On March 8, 2006, the Company issued a press release providing a preliminary earnings estimate of a loss of between $11 to $13 million for the fourth quarter of 2005, or between $0.23 to $0.28 per diluted share, on revenues of approximately $116 million. This estimate excludes the possible impact from a potential goodwill impairment and/or an increase in deferred tax asset valuation allowance, which are under review as a result of the fourth quarter 2005 loss. These potential non-cash charges could be material.

The Company expects to report a firm backlog at December 31, 2005 of approximately $387 million compared to $384 million at the end of September 2005 and $309 million at December 31, 2004.

At December 31, 2005, the Company had cash and cash equivalents of $21 million.

* * * * * *

Statements contained in this Form 12b-25 regarding the Company’s or management’s intentions, beliefs, expectations, or predictions for the future, including, but not limited to, those regarding anticipated operating results, are forward-looking statements within the meaning of U.S. federal securities laws and are subject to a number of risks, assumptions and uncertainties that could cause the Company’s actual results to differ materially from those projected, including the completion and audit of the Company’s restated financial statements and the completion and audit of the Company’s 2005 financial statements.
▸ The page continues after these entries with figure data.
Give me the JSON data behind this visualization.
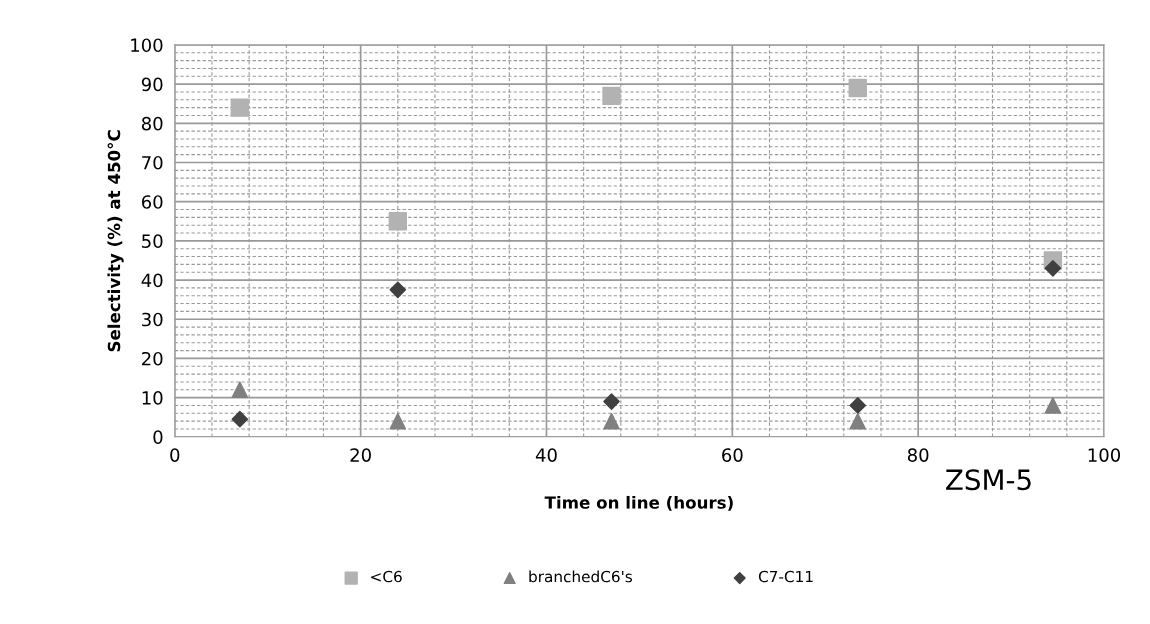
{
  "chart_data": {
    "type": "scatter",
    "xlabel": "Time on line (hours)",
    "ylabel": "Selectivity (%) at 450°C",
    "x": [
      7,
      24,
      47,
      73.5,
      94.5
    ],
    "series": [
      {
        "name": "<C6",
        "color": "#b2b2b2",
        "marker": "square",
        "values": [
          84,
          55,
          87,
          89,
          45
        ]
      },
      {
        "name": "branchedC6's",
        "color": "#808080",
        "marker": "triangle",
        "values": [
          12,
          4,
          4,
          4,
          8
        ]
      },
      {
        "name": "C7-C11",
        "color": "#404040",
        "marker": "diamond",
        "values": [
          4.5,
          37.5,
          9,
          8,
          43
        ]
      }
    ],
    "xlim": [
      0,
      100
    ],
    "xticks": [
      0,
      20,
      40,
      60,
      80,
      100
    ],
    "ylim": [
      0,
      100
    ],
    "yticks": [
      0,
      10,
      20,
      30,
      40,
      50,
      60,
      70,
      80,
      90,
      100
    ],
    "grid": true,
    "legend": "bottom",
    "annotations": [
      "ZSM-5"
    ]
  }
}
Additional information concerning some of the other factors that could cause actual results to differ materially from those in, or implied by, the forward looking statements are set forth under “Risk Factors” in the Company’s Form 10-K for the period ended December 31, 2004, and other reports on file with the U.S. Securities and Exchange Commission. The Company assumes no obligation to update publicly such forward-looking statements, whether as a result of new information, future events or otherwise.